Again, it would be funny if it wasn't so serious.
Here's the non-provocative and wonderfully named "suicide bomber" Omar Khayam a day or two back.
Omar Khayam from Bedford, who was photographed wearing what onlookers described as a suicide bomber's harness, said he had no regrets about his style of dress, telling a national newspaper: "I didn't go there to cause anyone any harm. I went along just to attend a protest. Yet I have been branded a suicide bomber overnight.
"Did I say, 'Kill Jews?' No. Did I have racist signs on me? No. So why this reaction?"
"I would do it again to make a point. I could have gone along and held up banners or something, but this made the point better."
I think some people got the point.
Strangely, by yesterday Omar had decided to don the winter garment of repentance. As Bedford Today reported :
Bedford man sorry for suicide bomber protest
22-year-old admits his actions in London were wrong
A protester who dressed as a 'suicide bomber' at a Muslim demonstration in London has apologised for his "insensitive" actions.
Omar Khayam, 22, of Ford End Road, Bedford, spoke out at his home after being tracked down by a media frenzy.
Mr Khayam said: "I wouldn't have done it again. I do not want to provoke any violence, I just wanted to make a point using my right in freedom of speech."
Hundreds of banner-waving Muslim extremists demonstrated on Saturday against a Danish newspaper's cartoons depicting the Islamic prophet Muhammad.
Mr Khayam explained his actions in a statement on Monday and said: "I found the pictures deeply offensive as a Muslim and I felt the Danish newspaper had been provocative and controversial, deeply offensive and insensitive.
"Just because we have the right of free speech and a free media, it does not mean we may say and do as we please and not take into account the effect it will have on others.
"I did it to make a point but did not mean it in a way to offend people, families or victims of terrorism."
Mr Khayam added: "I do not condone these murderous acts, do not support terrorism or extremism and would like to apologise unreservedly and wholeheartedly to the families of the victims. I also apologise to the British Muslim community.
"I understand it was wrong, unjustified and insensitive of me to protest in this way."
Asif Nadim, chairman of the Jamia Masjid Gulshan Baghdad Mosque, in Westbourne Road, Queens Park, condemned Mr Khayam's actions on behalf of the Muslim community.
Mr Nadim said: "This is extremely serious and damaging but I hope people in general do realise this is not the way to go about expressing freedom of speech.
"It is all very well wanting to be different but this has to be done in an acceptable manner. His manner of protest was extremely offending and unacceptable.

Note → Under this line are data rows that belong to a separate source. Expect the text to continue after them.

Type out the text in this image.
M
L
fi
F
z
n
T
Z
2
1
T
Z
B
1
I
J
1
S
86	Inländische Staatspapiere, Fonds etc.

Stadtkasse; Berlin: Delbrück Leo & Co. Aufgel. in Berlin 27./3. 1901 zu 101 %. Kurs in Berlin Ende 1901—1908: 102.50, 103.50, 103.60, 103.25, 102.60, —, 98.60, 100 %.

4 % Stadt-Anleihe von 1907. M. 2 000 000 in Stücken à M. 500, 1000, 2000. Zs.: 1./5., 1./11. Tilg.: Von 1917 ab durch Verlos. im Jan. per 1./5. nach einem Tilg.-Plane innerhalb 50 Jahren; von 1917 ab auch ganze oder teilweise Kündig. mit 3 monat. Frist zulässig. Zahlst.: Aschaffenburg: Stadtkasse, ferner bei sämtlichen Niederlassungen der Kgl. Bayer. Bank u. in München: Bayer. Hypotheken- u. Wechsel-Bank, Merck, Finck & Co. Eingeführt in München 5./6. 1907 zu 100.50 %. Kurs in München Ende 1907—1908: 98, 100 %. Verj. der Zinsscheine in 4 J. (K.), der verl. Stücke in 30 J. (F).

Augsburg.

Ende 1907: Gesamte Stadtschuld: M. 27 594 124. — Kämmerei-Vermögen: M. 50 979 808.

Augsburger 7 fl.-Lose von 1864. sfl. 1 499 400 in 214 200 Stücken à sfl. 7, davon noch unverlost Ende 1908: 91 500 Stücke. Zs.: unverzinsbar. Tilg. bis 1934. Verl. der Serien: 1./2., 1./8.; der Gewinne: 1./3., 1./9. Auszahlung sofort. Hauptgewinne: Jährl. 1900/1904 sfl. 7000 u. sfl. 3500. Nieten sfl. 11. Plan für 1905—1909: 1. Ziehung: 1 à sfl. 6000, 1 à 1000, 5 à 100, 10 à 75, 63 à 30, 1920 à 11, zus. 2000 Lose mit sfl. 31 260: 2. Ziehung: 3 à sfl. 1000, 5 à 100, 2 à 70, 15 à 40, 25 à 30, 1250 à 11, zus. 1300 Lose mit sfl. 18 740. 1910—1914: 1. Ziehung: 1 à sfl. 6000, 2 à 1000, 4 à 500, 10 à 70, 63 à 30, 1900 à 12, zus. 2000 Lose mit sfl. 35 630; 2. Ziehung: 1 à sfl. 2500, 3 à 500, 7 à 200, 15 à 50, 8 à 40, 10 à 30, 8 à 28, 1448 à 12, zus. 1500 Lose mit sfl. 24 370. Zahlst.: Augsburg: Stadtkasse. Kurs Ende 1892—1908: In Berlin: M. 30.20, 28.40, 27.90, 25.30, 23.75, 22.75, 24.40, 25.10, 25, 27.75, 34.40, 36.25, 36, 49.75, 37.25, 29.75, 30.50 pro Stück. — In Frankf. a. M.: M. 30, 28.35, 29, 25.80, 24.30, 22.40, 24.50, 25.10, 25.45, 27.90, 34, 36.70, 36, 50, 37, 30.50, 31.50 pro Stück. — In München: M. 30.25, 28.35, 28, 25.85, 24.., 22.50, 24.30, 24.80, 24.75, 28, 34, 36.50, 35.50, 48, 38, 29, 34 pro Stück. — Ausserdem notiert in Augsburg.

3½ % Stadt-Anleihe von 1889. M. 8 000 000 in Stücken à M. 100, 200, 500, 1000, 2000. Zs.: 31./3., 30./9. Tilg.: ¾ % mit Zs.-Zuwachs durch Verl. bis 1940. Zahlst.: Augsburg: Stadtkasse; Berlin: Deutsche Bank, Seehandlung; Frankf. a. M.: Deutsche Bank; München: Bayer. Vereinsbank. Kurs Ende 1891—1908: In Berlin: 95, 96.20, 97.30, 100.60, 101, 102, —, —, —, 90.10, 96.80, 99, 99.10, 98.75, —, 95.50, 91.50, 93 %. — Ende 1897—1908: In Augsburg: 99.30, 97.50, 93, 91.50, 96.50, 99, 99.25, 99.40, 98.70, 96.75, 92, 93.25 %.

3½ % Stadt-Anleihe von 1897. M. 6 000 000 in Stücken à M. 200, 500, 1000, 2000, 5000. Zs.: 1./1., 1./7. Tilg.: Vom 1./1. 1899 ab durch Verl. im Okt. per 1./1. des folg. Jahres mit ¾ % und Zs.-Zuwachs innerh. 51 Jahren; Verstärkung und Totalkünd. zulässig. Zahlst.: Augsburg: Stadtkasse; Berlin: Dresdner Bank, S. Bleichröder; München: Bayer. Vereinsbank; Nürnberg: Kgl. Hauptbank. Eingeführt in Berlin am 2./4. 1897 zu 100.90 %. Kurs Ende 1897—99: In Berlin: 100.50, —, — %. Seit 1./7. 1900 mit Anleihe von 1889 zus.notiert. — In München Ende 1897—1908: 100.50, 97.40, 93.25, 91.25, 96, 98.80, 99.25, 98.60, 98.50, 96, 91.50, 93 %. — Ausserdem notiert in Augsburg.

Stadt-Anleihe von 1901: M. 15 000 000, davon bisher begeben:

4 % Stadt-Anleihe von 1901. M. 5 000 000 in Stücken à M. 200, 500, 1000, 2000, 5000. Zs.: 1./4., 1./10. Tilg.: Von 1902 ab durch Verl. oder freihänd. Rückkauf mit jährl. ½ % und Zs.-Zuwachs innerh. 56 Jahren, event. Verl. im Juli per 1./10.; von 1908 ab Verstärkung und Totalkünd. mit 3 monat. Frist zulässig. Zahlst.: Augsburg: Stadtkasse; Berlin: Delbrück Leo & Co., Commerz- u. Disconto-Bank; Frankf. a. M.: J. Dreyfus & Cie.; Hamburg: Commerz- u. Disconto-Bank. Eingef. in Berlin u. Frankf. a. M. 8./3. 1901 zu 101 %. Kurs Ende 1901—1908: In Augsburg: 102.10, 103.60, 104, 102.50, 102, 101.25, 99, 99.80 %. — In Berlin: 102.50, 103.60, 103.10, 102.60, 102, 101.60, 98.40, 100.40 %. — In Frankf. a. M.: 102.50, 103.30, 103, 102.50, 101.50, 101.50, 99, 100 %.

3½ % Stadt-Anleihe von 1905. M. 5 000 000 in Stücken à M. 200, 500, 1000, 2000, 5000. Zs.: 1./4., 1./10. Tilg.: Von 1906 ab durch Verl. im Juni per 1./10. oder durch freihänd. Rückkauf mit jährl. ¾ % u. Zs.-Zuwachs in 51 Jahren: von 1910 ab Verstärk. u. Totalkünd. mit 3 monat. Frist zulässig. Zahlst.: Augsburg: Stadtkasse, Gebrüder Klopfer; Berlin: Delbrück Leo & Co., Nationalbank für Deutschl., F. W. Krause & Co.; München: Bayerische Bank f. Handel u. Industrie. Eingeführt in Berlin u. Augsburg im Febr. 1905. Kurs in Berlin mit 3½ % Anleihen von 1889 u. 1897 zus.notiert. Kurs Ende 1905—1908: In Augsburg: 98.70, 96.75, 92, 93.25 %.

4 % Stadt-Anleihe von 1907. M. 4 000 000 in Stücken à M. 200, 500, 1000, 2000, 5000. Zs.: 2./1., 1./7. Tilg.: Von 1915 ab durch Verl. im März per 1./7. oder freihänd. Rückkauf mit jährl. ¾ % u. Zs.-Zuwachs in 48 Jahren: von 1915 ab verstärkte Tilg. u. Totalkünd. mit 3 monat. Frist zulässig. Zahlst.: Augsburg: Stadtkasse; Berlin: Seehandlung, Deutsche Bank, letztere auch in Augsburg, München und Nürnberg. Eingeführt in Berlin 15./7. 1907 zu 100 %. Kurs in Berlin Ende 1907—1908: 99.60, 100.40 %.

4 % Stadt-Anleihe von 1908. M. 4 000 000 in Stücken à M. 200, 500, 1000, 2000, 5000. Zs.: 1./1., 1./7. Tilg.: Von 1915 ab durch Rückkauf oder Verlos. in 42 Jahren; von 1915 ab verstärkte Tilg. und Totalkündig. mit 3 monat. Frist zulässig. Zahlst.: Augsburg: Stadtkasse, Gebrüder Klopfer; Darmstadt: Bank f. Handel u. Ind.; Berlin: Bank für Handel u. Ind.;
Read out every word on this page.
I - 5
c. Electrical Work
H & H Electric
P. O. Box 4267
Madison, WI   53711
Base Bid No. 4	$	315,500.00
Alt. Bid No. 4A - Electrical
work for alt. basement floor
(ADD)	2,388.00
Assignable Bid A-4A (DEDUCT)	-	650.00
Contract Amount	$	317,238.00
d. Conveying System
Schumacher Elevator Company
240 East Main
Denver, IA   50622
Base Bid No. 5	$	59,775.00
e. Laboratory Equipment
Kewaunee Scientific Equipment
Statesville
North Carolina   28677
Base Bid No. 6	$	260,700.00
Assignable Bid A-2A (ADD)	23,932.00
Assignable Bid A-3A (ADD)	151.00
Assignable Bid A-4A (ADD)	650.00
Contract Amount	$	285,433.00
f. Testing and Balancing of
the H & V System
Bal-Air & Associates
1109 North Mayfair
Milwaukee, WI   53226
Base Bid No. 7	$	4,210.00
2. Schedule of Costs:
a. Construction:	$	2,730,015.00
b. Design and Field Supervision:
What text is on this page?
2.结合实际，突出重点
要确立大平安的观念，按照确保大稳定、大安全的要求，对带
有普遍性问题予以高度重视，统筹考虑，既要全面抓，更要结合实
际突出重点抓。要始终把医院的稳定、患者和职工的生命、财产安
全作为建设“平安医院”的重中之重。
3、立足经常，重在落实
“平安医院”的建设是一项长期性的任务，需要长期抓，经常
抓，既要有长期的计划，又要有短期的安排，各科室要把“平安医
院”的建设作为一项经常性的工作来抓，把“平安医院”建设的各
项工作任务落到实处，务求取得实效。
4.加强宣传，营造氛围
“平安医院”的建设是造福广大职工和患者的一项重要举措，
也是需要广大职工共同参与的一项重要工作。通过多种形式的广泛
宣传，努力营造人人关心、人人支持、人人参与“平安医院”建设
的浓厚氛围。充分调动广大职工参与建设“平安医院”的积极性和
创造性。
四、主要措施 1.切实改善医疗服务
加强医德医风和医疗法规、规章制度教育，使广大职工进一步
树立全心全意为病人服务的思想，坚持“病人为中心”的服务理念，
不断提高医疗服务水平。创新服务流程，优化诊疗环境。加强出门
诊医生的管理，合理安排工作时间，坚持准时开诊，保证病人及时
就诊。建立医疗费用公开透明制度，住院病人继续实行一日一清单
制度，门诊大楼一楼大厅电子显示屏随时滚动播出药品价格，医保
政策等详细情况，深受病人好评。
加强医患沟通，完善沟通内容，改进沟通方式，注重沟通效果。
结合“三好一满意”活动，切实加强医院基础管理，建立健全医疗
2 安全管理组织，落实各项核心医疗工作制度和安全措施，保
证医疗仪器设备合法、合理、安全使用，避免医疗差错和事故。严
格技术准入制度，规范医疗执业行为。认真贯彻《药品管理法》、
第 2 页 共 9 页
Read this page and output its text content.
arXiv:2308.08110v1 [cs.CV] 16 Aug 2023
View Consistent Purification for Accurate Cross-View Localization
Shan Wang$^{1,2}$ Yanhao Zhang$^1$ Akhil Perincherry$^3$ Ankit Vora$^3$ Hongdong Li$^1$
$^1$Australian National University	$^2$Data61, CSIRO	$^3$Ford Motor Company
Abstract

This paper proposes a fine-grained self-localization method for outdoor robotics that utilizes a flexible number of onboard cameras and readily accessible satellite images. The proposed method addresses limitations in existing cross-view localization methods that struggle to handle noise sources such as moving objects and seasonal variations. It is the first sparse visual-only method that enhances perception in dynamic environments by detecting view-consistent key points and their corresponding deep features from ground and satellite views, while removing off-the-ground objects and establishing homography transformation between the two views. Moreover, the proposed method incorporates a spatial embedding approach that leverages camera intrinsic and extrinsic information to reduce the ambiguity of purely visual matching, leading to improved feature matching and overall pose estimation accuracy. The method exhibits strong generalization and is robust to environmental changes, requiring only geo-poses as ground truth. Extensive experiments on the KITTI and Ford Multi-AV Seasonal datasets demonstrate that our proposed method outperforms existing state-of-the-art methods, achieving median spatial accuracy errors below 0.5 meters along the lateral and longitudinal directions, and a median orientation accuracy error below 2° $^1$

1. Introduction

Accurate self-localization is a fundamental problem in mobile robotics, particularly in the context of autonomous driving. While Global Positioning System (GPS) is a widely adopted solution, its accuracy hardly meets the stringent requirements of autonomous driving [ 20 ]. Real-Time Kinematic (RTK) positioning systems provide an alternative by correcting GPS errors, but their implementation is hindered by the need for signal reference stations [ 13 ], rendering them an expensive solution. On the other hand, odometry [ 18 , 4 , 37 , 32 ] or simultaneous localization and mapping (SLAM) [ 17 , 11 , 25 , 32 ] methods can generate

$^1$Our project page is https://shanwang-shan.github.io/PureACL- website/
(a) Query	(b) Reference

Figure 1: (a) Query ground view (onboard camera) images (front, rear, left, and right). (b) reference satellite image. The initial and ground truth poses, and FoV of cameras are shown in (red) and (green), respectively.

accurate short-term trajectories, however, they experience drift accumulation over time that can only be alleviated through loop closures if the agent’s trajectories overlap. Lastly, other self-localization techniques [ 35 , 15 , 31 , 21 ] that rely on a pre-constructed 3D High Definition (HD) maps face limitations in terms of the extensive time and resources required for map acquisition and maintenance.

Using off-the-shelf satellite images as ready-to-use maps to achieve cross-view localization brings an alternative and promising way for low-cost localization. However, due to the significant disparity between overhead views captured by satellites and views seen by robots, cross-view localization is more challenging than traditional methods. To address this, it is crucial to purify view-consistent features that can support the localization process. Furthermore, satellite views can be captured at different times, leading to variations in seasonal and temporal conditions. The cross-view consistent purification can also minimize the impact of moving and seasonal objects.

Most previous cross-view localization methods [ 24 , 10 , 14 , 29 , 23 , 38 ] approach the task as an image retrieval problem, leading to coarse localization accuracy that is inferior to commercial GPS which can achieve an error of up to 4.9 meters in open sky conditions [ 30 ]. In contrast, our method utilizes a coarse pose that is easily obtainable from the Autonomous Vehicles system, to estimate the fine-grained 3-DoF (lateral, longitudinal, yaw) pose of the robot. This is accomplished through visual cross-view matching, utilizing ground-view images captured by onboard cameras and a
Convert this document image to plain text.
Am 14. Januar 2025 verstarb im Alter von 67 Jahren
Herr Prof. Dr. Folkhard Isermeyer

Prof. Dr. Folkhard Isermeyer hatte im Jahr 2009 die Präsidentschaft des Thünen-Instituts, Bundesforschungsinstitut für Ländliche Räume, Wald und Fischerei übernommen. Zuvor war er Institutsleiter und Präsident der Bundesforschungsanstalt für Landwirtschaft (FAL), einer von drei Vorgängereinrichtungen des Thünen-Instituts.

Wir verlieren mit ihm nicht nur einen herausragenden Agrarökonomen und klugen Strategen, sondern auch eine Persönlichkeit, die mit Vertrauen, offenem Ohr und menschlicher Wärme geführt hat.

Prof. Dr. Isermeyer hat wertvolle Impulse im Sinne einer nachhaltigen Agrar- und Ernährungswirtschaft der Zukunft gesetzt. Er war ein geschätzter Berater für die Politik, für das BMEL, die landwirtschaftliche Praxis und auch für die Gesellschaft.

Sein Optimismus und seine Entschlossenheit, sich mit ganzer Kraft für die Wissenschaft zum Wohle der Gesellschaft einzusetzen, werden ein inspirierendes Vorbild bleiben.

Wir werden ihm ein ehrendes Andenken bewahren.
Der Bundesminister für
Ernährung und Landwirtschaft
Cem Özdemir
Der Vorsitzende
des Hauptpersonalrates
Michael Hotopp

"I hope he understands the significance of this and hope other people listen to that. This is totally unacceptable behaviour and was totally out of character."
Patrick Hall, MP for Bedford and Kempston, said: "It has got out of hand. But he is sincere and has apologised.
"This was a highly provocative and foolish protest. But he is not a member of extreme organisation.
"Now he has thought he has seen how he got it very wrong and he is trying to repair the damage that has been done."
As reported in the Telegraph, Mr Hall was speaking outside Khayam's house at a hastily organised press conference.
Mr Hall, with his background in town planning and local government, is obviously a worldly-wise type. It didn't occur to him to wonder - why this change of heart ?
We know now.
He was sentenced in 2002 to five and a half years for dealing coke. He's out 'on license' under the 'supervision' of our wonderful probation 'service'.
According to the Daily Mirror, 'sources' are claiming he 'dealt for Islam'. Don't know how likely that is.
"He told people that he would use the money from drugs for the cause, meaning radical Muslim groups. He has obviously become even more radicalised since he got out."
Khayam - who apologised yesterday for dressing as a suicide bomber at a London demo - was jailed in 2002 for possessing crack cocaine with intent to supply. He was freed on parole last year after half his six-year sentence.
The insider, who knew him at Springhill Prison, Bucks, added: "It was well known that Omar made a lot of money from drugs. He was part of a large crew in Bedford. His street name is Skinner and there are a lot of drug users in the town who know him through these connections".